August 5, 2023
DCF appealed the judgment denying a petition to terminate Father’s parental rights, and granting Father’s motion to transfer legal guardianship from DCF to paternal grandmother. The child had been residing with the same foster family since her birth almost three years earlier. Grandmother, who lived in New York, had never been the child’s foster parent or temporary custodian. Following a consolidated trial on the TPR petition and the motion to transfer guardianship, the trial court concluded that DCF had proven by clear and convincing evidence that statutory grounds existed to terminate Father’s parental rights. In the dispositional phase of the termination trial, the court made written findings with respect to each of the seven factors set forth in the applicable statute, but did not make any findings concerning the child’s best interests before it addressed the motion to transfer guardianship. On DCF’s motion to reargue, the trial court issued a corrected memorandum of decision in which it detailed the results of an investigation that had been conducted by a New York children’s agency to assess grandmother as a possible placement resource. The court found that the evidence was clear and convincing that she was a suitable and worthy person to be awarded permanent legal guardianship, and that guardianship vested in her was in the child’s best interests. The Court here held:
1. The trial court applied an incorrect legal standard in granting Father’s motion to transfer guardianship from DCF to grandmother. Because she was not the child’s foster parent or temporary custodian, pursuant to Practice Book § 35a-12A (d) governing motions to transfer guardianship, Father, as the moving party, had the burden to demonstrate both that she was a suitable and worthy person to become the child’s guardian, and that transferring guardianship to her was in the child’s best interests. A review of the court’s memorandum of decision in its entirety revealed that the trial court did not hold Father to his burden of proof, the decision having been devoid of a correct statement of the law, let alone a conclusion that he had satisfied his burden of proof. Moreover, the trial court’s statement that it had not been shown that placement with the grandmother would be detrimental to the child, in the absence of a countervailing analysis, led the Court here to conclude that the trial court improperly placed the burden of proof on DCF and the child, both of whom opposed Father’s motion, to demonstrate that transferring guardianship would be detrimental to the child.

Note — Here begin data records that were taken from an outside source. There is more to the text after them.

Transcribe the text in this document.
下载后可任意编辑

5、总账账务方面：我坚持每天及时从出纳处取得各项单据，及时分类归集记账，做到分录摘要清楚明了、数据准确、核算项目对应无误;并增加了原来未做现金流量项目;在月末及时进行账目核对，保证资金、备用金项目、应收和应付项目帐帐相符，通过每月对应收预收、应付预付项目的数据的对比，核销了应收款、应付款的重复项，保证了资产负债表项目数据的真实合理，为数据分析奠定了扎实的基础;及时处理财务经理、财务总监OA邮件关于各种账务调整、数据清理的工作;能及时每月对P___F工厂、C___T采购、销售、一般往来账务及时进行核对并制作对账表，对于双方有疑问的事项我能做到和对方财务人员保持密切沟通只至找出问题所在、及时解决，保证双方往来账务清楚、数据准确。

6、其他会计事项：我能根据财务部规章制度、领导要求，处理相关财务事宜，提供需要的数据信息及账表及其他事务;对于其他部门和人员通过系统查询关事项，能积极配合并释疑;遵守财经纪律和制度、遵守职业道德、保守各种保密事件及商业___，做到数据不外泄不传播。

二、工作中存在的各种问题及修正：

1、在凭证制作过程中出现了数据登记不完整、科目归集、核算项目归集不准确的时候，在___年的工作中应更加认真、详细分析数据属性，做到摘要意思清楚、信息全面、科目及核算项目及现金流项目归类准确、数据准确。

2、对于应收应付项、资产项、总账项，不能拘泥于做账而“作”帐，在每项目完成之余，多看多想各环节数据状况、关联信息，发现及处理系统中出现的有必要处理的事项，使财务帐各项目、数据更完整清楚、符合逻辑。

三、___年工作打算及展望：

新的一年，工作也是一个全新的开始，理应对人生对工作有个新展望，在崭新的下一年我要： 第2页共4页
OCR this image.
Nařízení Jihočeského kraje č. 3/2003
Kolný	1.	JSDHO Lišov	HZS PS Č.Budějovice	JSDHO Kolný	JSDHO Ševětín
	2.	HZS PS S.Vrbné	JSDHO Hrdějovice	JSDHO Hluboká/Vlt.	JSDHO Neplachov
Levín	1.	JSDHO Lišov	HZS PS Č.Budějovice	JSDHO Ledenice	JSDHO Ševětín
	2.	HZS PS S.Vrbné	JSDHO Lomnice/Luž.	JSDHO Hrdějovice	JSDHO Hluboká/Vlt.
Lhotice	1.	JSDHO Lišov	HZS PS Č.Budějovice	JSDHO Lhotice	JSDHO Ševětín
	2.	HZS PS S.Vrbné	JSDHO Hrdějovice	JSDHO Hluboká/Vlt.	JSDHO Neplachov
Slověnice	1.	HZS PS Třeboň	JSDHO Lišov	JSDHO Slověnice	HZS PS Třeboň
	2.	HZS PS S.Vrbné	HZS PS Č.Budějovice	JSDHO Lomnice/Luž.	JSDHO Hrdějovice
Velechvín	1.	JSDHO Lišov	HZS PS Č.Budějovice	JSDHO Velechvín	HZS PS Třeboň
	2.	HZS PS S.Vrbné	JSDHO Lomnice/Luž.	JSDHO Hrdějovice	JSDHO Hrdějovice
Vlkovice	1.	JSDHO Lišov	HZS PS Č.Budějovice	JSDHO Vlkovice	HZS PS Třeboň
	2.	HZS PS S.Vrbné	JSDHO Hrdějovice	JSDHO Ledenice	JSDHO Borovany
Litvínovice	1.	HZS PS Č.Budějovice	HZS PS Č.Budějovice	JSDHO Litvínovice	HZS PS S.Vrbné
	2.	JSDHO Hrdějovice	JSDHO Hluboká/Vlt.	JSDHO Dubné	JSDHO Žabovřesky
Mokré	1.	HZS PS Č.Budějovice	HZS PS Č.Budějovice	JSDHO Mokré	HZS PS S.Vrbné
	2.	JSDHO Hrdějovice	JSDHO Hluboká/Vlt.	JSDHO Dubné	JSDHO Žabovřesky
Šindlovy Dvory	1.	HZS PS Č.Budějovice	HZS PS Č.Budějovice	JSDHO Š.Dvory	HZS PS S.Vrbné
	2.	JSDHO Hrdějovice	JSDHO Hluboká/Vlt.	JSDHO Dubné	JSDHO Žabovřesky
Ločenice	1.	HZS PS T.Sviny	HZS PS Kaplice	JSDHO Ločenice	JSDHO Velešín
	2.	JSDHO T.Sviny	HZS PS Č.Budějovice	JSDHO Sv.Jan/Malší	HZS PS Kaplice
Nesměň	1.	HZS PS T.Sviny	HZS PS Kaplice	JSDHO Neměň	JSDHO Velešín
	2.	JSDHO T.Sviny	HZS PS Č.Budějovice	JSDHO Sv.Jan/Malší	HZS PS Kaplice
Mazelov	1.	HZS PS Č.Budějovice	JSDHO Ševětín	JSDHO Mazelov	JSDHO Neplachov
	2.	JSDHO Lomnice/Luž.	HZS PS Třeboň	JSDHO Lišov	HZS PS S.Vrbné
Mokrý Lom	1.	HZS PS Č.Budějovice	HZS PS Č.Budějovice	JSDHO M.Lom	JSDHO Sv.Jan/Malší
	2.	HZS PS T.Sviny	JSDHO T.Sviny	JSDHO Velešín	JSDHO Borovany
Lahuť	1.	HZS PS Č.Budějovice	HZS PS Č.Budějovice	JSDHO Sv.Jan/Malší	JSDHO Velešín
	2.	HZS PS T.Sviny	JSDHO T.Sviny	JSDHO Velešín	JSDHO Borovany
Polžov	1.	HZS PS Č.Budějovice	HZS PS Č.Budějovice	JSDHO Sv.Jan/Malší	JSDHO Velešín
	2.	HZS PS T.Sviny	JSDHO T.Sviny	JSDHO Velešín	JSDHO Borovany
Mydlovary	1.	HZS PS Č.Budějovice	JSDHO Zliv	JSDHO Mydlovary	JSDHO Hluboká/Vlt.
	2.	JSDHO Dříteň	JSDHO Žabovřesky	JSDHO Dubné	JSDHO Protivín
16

Accordingly, because the trial court applied an incorrect legal standard, the appropriate remedy was to reverse the judgment granting the motion to transfer guardianship and remand the case for a new hearing.
2. The trial court, having found that multiple grounds existed for terminating Father’s parental rights, erred in denying the TPR petition without considering whether that ruling was in the child’s best interests. Although the trial court, in the dispositional portion of its decision, made several subordinate findings concerning Father, all of which strongly suggested that the court would likely conclude that TPR was in the child’s best interests, the court did not thereafter, in the best interests portion of its decision, set forth a finding concerning the dispositive issue of whether TPR was in the child’s best interests. Instead, it concluded that terminating Mother’s parental rights was in the child’s best interests, but adoption was not appropriate as the grandmother was a suitable and worthy person, and that legal guardianship vested in her was in the child’s best interests. Moreover, although the court appeared to have denied the TPR petition as to Father solely because it concluded that the grandmother should become the child’s legal guardian, there was no basis in law for the court to have conflated those issues. Accordingly, the Court here reversed the judgment of the trial court denying the TPR petition with respect to Father and remanded the case to the trial court for a new dispositional hearing, at which its sole focus was to be on whether it was in the child’s best interests to terminate Father’s parental rights.